The Ravens' top competition for best trio may be the rival Pittsburgh Steelers (Antonio Brown, Martavis Bryant, Eli Rogers/JuJu Smith-Schuster). There's also the New York Giants (Odell Beckham Jr., Brandon Marshall, Sterling Shepard), Green Bay Packers (Jordy Nelson, Davante Adams, Randall Cobb) and New England Patriots (Julian Edelman, Brandin Cooks, Malcolm Mitchell).

There have only been five teams in NFL history to have three 1,000-yard pass catchers. Here's the list:

1980 Chargers: John Jefferson (1,340 yards), Kellen Winslow (1,290), Charlie Joiner (1,132)
1989 Redskins: Gary Clark (1,229), Art Monk (1,196), Ricky Sanders (1,138)
1995 Falcons: Eric Metcalf (1,189), Terance Mathis (1,039), Bert Emanuel (1,039)
2004 Colts: Reggie Wayne (1,210), Marvin Harrison (1,113), Brandon Stokley (1,077)
2008 Cardinals: Larry Fitzgerald (1,431), Anquan Boldin (1,038), Steve Breaston (1,006)

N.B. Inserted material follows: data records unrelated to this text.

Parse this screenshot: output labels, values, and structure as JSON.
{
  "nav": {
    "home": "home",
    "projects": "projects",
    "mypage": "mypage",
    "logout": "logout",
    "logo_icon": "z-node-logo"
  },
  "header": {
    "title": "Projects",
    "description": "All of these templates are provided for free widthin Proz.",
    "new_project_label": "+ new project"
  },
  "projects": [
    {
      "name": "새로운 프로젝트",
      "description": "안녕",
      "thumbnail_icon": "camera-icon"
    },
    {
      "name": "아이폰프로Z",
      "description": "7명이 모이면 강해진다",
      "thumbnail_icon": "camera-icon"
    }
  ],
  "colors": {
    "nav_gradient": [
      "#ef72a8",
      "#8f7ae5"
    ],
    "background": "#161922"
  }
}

The Ravens have only once had a duo of receivers reach 1,000 yards. It was in the team's inaugural 1996 season (Michael Jackson and Derrick Alexander). Since Head Coach John Harbaugh and quarterback Joe Flacco's arrival in 2008, the Ravens have had one 1,000-yard receiver in five of their nine seasons.

Even if the Ravens don't have the league's best trio and they don't all reach 1,000 yards, it should still be a very good unit.

Wallace posted 1,017 yards last year and is looking to duplicate, or improve on, that this season.

Like Wallace was last year at this time, Maclin is coming off a down year with another team (Kansas City Chiefs) and is looking for a rebound. After back-to-back 1,000-yard seasons, Maclin posted 44 catches for 536 yards and two touchdowns last year.

"I'm excited. I'm excited from a personal standpoint, but also from a team standpoint," Maclin said. "Like everyone has been saying, this is a good group, a very talented group.

"You look at all three of us [wide receivers], and we all add something different to the table. We're also three guys who have the ability to do it all."

Then there's Perriman, who flashed during his second season in which he posted 33 catches for 499 yards and three touchdowns. Perriman was the star of the team's Organized Team Activities and was a frequent target of long bombs on the first day of training camp practice.

Wallace said Perriman's strong offseason was "just a little taste" of what fans are going to see in the regular season.

"I think [Perriman] started to do it at the end of last year. It was just that me and Steve [Smith Sr.] were out there for the bulk of the time. But when he was out there, he was making plays the more and more he was out there," Wallace said.

"Just to see his skillset and the way he works every day, I think he is going to make a big jump and he is going to impress a lot of people and show why he was a first-round pick."